What are the barriers to Angel Investing?

by Chloe Vernon-Shore, Partner at UK law firm Michelmores

As investors err on the side of caution amid economic concerns, data suggests that appetite for business investment remains high, particularly among millennial investors.

However, research published by Michelmores LLP showed a stark disparity between the number of respondents that would consider angel investing (60% rising to 82% amongst millennials) and the number that are already angel investors (2%).

An angel investor is someone who invests their own money in a small emerging business in exchange for a minority stake in the business. Angel investors tend to be entrepreneurs themselves, or people with extensive experience of the business world. Angel investment is, however, about more than just money and angels frequently offer mentoring and support and businesses that receive investment from an angel will also generally benefit from the investors’ time, skills, contacts and business knowledge.
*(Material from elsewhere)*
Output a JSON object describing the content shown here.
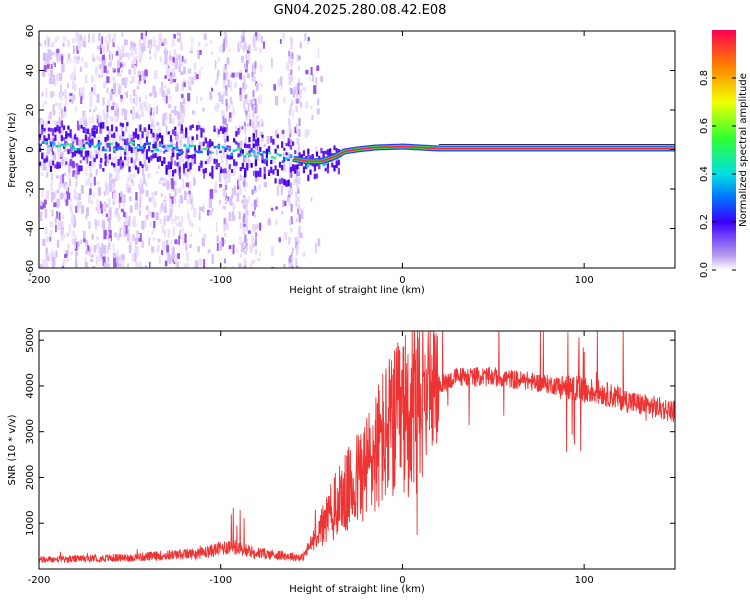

So what are the barriers that prevent individuals from making the step from simply considering angel investment to actually becoming an angel investor?


Angel investment is made at an early / emerging stage of a business. As a result, the likely success of the business is unknown. If a business is a success, an angel investor can realise high returns on their investment (10, 20, 50, sometimes 100 times on the original investment) but there is also a significant risk of the business failing.

As a result, angel investing is regulated by the FCA and an angel investor, to undertake any investment, has to be able to certify that they are a High Net Worth or a Sophisticated Investor, as defined by the FCA in accordance with the Financial Services and Markets Act 2000. By certifying as a High Net Worth or a Sophisticated Investor, an individual effectively confirms an understanding of the risk attached to angel investing.

This is, of course, important, but it does create a barrier preventing those people that cannot demonstrate a particular level of affluence or sophisticated business acumen from investing as an angel.

Lack of awareness

The research published by Michelmores identified several respondents that did not know about angel investment. As referred to above, the returns for an angel can be incredibly attractive so why aren’t more people talking about angel investment and advertising its potential? The answer is probably addressed in the previous paragraph; the risk profile attached to an early-stage business means that angel investment isn’t an opportunity that financial advisers will advertise to their clients in the same way that they might less risky investments. And you don’t know what you don’t know.


The terminology associated with angel investment may be a barrier in itself. The angel investment community talks about “high-net worth individuals”, and this arguably creates an impression that angel investors need large sums of disposable cash, and that large ticket sizes are needed for each individual angel investment. This is inaccurate.

Angel investors do not have a blanket minimum investment size. Each deal will be for discussion and agreement between the founder and the potential angel involved. We have known individuals invest as little as £3,000. When you consider that this can realise a good return in a relatively short period of time, this is an incredibly attractive proposition to the investor. It may also be the last sum the founder needs to crystallise other investments.

Breaking down barriers

The barriers that we have considered are not by any means exhaustive. Regulation and risk are inter-connected and feed into a lack of awareness and knowledge about angel investment.  This is turn perpetuates the exclusivity of angel investment, which is further exasperated by the language used. All these hurdles operate to prevent individuals from taking the step from simply considering angel investment to actually making their first investment.

Like anything, raising awareness is key to growing this asset class and making it more accessible to individual investors and potential investors and to start-up and scale-up businesses. The data suggests that businesses seeking investment should target their efforts at affluent millennials, who are most likely to have a longer-term outlook and the appetite to become an angel investor.